The crux of Machiavelli’s argument on liberty vs. slavery, here, is that it is rooted in genus—beginning. A city that starts in slavery rarely becomes free. A city that starts in freedom struggles to maintain its freedom. Polities and political forms are generally premised on native liberty and foreign subjection and slavery. A city that is native but overrun, that originally native population falls under the yoke of the foreign conquerors. A city that that is native but wards off the foreign influx, remains free. A city that has been founded by foreigners generally makes use of the existing native infrastructure and, in that sense, is also enslaved to the structures and systems which they have imposed onto themselves rather than build anew from the ground. Only in rare circumstances do a disposed people build from the ground up—Aeneas is the shining example of this rare differentiation.
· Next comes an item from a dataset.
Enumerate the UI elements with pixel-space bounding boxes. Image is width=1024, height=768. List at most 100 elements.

Unlike the multitude of political philosophers before him, Machiavelli rejects the trifold/six-fold schema of political forms: Monarchy, Oligarchy, Constitutionalism for students of Aristotle, Principality, Aristocracy, Democracy in the words of Machiavelli (with their contingent deformed iterations leading to the six forms). A deeply dialectical thinker, as book one makes clear, Machiavelli sees all political forms being reducible to two: Republic and Tyranny. A republic, res publica, is the public thing. A republic is the political form which sees all interests represented in the body-politic. Now, this representation does not need to be equal (and it often isn’t). But if all parties and interests are represented such a political form has claim to be a republic. Majority-rule (democratic-tyranny) is not a republic just as much as divine monarchy (single-rule tyranny) is not a republic. A tyranny, then, is any form of government which does not include representative interests from all segments of society.
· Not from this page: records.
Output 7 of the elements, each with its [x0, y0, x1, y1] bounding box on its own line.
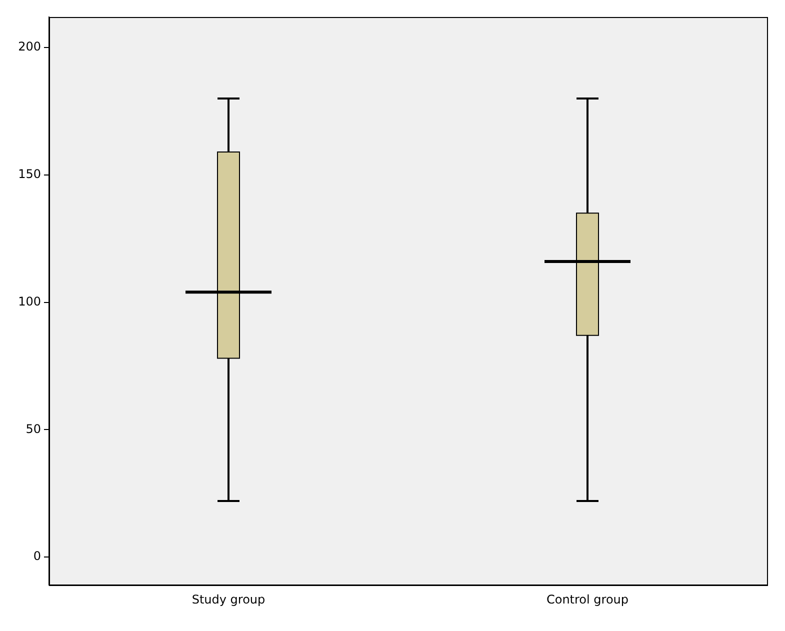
x-tick-label: Study group — [192, 592, 266, 606]
x-tick-label: Control group — [546, 592, 629, 606]
y-tick-label: 0 — [33, 549, 41, 564]
y-tick-label: 50 — [26, 422, 41, 436]
y-tick-label: 100 — [18, 294, 41, 308]
y-tick-label: 150 — [18, 167, 41, 182]
y-tick-label: 200 — [18, 40, 41, 54]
Machiavelli makes clear his disdain for monarchy. Monarchy is the form that is most likely to be tyrannical. Democracy, on the other hand, is the form that is likely to be most unstable. Machiavelli’s republicanism is premised on the mixed constitution; but the mixed constitution, he believes, comes about through political conflict. The mixed constitution represents all segments and factions of society; this is why it is a mixed constitution. Only a mixed constitution, that is, a republic, has claim to be a republic because all parties are represented in some fashion in the political form.